51h9htefcxl._sy346_Les supplices de la passion, roman auto-édité par Marc Gouraud, avait été chaudement recommandé par Séverine de la chaîne Booktube il est bien ce livre, chaîne dédiée principalement aux thrillers. J’avais aussi lu et entendu de très bonnes critiques à son encontre. C’est pourquoi je me suis lancée dans ce thriller plutôt les yeux fermés. Malheureusement je ne rejoindrai pas les lecteurs pour qui cette lecture a été un coup de coeur. D’ailleurs, je serais curieuse de connaître le pourquoi d’un tel engouement.

Je suis assez embêtée parce que j’ai aimé le style de l’auteur. Il a, en effet, le mérite d’avoir réussi à sortir un thriller que j’appelle véritablement « turn-over ». Il tient le lecteur en haleine, laisse traîner des éléments dans le récit qui obligent à continuer. L’écriture est fluide, accrocheuse, pas de problème de ce côté-ci.

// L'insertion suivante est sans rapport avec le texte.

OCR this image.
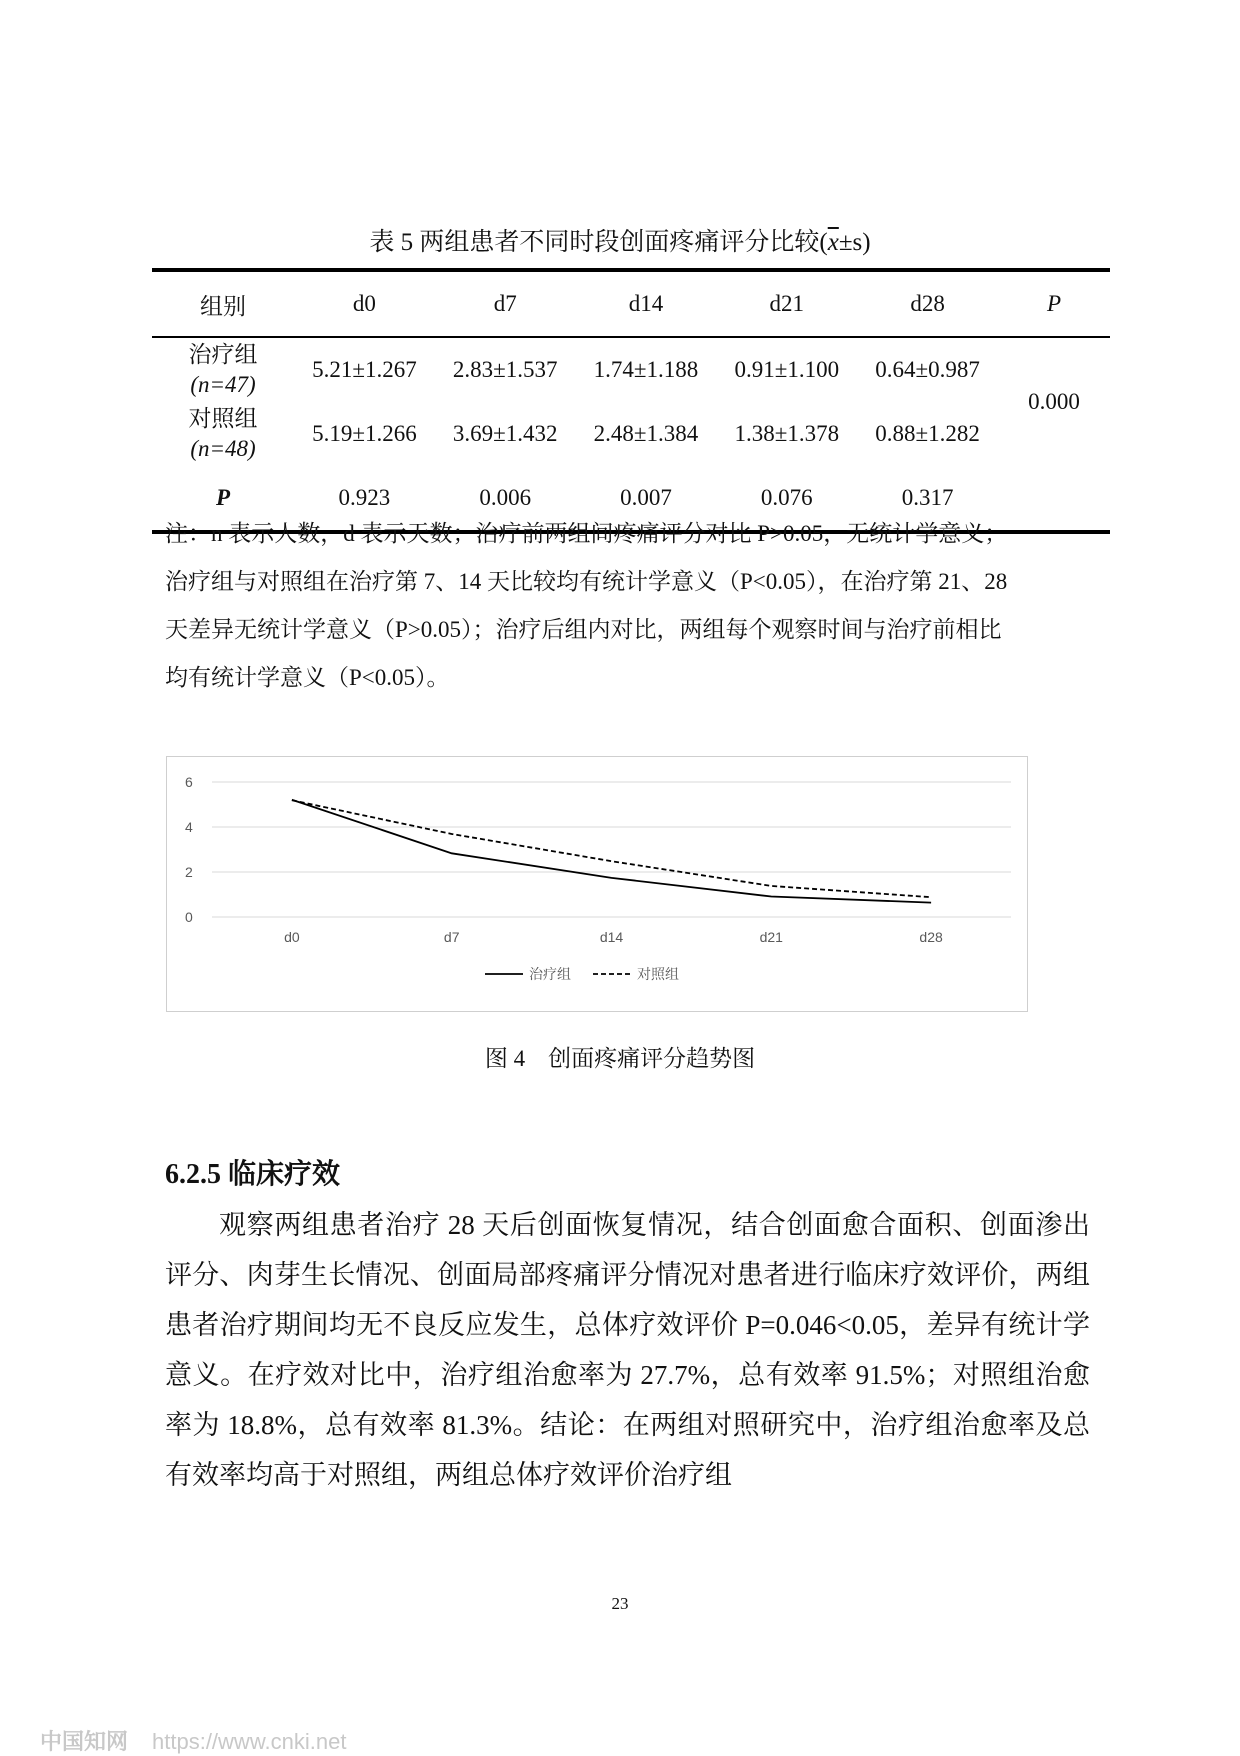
表 5 两组患者不同时段创面疼痛评分比较$(\overline{x}\pm s)$
组别	d0	d7	d14	d21	d28	P

治疗组
(n=47)	5.21±1.267	2.83±1.537	1.74±1.188	0.91±1.100	0.64±0.987	0.000

对照组
(n=48)	5.19±1.266	3.69±1.432	2.48±1.384	1.38±1.378	0.88±1.282	
P	0.923	0.006	0.007	0.076	0.317	

注：n 表示人数，d 表示天数；治疗前两组间疼痛评分对比 P>0.05，无统计学意义；

治疗组与对照组在治疗第 7、14 天比较均有统计学意义（P<0.05），在治疗第 21、28

天差异无统计学意义（P>0.05）；治疗后组内对比，两组每个观察时间与治疗前相比

均有统计学意义（P<0.05）。

0
2
4
6
d0	d7	d14	d21	d28
治疗组	对照组
图 4　创面疼痛评分趋势图
6.2.5 临床疗效

观察两组患者治疗 28 天后创面恢复情况，结合创面愈合面积、创面渗出评分、肉芽生长情况、创面局部疼痛评分情况对患者进行临床疗效评价，两组患者治疗期间均无不良反应发生，总体疗效评价 P=0.046<0.05，差异有统计学意义。在疗效对比中，治疗组治愈率为 27.7%，总有效率 91.5%；对照组治愈率为 18.8%，总有效率 81.3%。结论：在两组对照研究中，治疗组治愈率及总有效率均高于对照组，两组总体疗效评价治疗组

23
中国知网 https://www.cnki.net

Je remercie l’auteur pour avoir choisi comme lieu de l’action, la France et plus particulièrement la banlieue toulousaine, chose rare qu’il fallait préciser. Le lecteur est bien souvent habitué à des ambiances plus « américaines ». Pour finir, j’ai apprécié le psychopathe, enfin sa psychologie (parce que aimer un être aussi inhumain…il faut être détraqué comme lui). Attention aux âmes sensibles tout de même: les scènes de torture et de massacre sont très glauques, dures et réalistes…je suis certaine que toute femme lisant ce roman sera parcouru de frissons…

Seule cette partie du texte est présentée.